Espero que esse governo seja deposto pela mão do povo e que o presidente seja varejado para bem longe. Esse governo não representa o nosso povo. Em outros países, haveria guerra civil, mas o povo brasileiro é pacífico. Meu voto não é secreto e eu fecho com Luís Inácio (Lula da Silva) faça ele a coligação que for. Como fui injustiçada muitas vezes ao longo da vida, me solidarizo com o Lula, que passou dois anos preso em consequência de um julgamento parcial e político. Não sou integrante do fã clube de ninguém, mas fecho com o Lula.

Recentemente, artistas consagrados como Daniela Mercury e Lulu Santos saíram do armário. Como vê essa questão?

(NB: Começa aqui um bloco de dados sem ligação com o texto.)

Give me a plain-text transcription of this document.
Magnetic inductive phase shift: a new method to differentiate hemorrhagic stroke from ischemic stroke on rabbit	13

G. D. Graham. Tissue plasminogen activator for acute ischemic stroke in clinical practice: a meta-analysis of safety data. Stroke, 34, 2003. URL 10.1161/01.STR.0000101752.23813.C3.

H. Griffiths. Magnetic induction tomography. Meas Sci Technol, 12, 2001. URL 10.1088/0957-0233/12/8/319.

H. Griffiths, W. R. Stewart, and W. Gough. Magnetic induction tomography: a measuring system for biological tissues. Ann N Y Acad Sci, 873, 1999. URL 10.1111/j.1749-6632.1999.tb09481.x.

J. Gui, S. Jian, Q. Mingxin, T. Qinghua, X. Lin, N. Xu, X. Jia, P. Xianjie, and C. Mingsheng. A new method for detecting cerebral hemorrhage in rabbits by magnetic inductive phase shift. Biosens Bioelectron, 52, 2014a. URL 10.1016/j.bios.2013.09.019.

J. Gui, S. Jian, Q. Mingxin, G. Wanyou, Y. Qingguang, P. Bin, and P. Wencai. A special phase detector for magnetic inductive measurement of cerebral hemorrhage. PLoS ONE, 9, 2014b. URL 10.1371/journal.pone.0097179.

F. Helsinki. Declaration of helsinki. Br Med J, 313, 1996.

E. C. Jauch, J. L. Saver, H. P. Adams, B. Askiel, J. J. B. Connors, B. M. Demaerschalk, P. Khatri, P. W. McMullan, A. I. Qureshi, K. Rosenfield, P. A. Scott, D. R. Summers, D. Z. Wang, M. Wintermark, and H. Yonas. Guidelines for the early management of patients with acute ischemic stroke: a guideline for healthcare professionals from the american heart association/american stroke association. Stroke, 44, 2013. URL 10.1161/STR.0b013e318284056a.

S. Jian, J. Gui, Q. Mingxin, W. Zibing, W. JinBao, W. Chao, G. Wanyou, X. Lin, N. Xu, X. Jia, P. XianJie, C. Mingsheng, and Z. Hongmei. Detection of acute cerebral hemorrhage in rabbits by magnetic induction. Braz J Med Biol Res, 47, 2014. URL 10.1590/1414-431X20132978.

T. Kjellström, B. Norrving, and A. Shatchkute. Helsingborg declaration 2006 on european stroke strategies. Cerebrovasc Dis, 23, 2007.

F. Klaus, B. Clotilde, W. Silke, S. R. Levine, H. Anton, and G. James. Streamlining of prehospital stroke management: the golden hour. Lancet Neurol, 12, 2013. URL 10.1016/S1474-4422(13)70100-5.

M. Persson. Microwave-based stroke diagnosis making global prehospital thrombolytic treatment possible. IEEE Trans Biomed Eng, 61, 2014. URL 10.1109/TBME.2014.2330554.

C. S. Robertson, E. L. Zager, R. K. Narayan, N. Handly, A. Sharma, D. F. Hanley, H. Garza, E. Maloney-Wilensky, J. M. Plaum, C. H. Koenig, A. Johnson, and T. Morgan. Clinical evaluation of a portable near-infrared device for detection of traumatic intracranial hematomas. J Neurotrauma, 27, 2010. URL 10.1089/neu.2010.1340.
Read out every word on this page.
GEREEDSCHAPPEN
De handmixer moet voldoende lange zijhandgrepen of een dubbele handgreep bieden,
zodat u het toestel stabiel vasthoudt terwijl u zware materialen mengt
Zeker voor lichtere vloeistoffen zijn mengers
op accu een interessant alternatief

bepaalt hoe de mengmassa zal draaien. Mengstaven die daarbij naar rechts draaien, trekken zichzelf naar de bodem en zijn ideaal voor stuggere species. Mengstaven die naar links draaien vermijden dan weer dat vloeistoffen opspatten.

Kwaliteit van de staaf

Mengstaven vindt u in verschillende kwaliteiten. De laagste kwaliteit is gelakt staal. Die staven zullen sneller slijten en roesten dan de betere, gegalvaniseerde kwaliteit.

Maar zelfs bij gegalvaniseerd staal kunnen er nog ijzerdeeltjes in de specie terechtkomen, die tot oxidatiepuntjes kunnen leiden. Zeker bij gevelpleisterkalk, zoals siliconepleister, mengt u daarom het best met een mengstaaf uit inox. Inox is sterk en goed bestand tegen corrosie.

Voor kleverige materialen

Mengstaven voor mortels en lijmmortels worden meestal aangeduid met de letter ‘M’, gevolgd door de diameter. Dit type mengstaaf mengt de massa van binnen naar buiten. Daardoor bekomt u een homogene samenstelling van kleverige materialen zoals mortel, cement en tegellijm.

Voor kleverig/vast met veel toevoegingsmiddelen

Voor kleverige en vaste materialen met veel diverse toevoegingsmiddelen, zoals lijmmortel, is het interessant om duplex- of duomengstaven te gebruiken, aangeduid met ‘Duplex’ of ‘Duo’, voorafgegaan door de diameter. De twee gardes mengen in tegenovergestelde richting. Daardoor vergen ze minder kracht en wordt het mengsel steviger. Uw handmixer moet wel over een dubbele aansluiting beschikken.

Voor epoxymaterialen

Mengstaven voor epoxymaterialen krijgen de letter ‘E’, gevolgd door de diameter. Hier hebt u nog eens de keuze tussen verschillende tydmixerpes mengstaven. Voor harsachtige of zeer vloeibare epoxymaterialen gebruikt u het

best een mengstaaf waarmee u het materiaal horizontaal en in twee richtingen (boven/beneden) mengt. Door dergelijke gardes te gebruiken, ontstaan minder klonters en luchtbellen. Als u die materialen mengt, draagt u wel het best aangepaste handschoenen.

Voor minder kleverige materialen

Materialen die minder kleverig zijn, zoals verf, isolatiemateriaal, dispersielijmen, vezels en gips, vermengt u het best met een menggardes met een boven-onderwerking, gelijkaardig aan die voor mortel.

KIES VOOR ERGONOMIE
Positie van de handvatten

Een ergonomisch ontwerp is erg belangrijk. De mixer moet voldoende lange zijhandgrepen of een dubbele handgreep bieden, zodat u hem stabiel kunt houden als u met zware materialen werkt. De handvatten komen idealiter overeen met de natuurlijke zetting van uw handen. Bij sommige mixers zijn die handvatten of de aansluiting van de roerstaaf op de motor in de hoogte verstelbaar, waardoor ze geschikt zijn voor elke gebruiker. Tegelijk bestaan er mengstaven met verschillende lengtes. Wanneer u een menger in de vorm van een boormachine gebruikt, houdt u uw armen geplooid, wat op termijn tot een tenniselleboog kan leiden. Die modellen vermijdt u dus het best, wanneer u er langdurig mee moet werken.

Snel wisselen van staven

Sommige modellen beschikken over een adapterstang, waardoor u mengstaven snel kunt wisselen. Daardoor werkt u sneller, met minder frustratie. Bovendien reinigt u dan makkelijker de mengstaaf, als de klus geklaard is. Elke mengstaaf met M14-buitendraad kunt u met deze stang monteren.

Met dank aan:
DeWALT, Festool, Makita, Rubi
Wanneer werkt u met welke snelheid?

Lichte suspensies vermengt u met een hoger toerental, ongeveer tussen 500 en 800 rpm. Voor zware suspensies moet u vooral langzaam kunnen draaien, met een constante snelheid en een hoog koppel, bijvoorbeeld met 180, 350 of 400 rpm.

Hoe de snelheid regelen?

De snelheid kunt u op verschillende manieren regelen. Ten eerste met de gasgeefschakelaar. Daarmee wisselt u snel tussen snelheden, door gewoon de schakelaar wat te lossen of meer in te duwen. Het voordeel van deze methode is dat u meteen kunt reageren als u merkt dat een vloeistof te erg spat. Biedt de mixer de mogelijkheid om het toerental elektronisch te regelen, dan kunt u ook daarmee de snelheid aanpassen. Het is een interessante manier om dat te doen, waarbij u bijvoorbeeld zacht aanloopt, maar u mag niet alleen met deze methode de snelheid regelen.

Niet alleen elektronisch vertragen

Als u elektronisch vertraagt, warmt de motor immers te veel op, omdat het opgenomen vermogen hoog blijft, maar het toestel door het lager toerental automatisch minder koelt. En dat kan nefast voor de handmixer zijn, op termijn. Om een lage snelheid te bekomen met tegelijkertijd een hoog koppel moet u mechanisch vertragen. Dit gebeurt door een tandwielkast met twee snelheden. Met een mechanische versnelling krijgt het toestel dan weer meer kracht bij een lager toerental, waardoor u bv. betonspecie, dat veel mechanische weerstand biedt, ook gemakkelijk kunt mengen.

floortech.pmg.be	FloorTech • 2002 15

Cada um faz o que quer da vida e ninguém tem nada com isso. Mas sair do armário é sempre um grande negócio. Na minha época foi barra, pois o país ainda estava sob uma ditadura. Hoje, há um esclarecimento maior em relação há isso. Para o artista vai ser sempre mais fácil, pois ele tem nos fãs uma rede de solidariedade grande. Minha preocupação é com aquela menina,  moradora da periferia, que não pode se expressar abertamente porque vive numa comunidade onde há opressão, estando sujeita à ignorância dos adultos, sobretudo aquele tipo de homem que acha que a mulher é lésbica porque não teve ainda uma experiência sexual satisfatória. É com esse tipo de gente que eu me preocupo.

Há uma caretice no Brasil de hoje, sobretudo em relação às questões comportamentais…

E isso é uma maluquice. Se a gente voltar no tempo, lá para 3 mil anos atrás, os homens se adornavam e usavam saias. Já os piratas, alguns séculos depois, usavam brincos e pintavam os olhos. Eles eram homens viris e tinham essa vaidade. E falo aqui de homens comuns e não de  artistas. Hoje, se um rapaz resolve pintar o rosto, dependendo de onde ele mora, corre o risco de ser agredido e morto. Um jovem hoje pode sair para o colégio ou para o trabalho e não voltar para casa.

Falando em jovens, você tem, de quando em quando, suas músicas redescobertas por novos talentos. Você costuma acompanhar as novidades nesse segmento?

Dos artistas surgidos recentemente, gosto muito da Simone Mazzer e do Almério. Gosto de acompanhar o surgimento de novos artistas da mesma forma que gosto de ver artistas que admiro sendo redescobertos pelas novas gerações…

Quais por exemplo?

Alaíde Costa e Áurea Martins, por exemplo. A Leila Maria, uma artista que está aí há um bom tempo e que, agora, está tendo mais reconhecimento. Essas mulheres são artistas maravilhosas, e o fato de elas estarem sendo redescobertas me comove muito.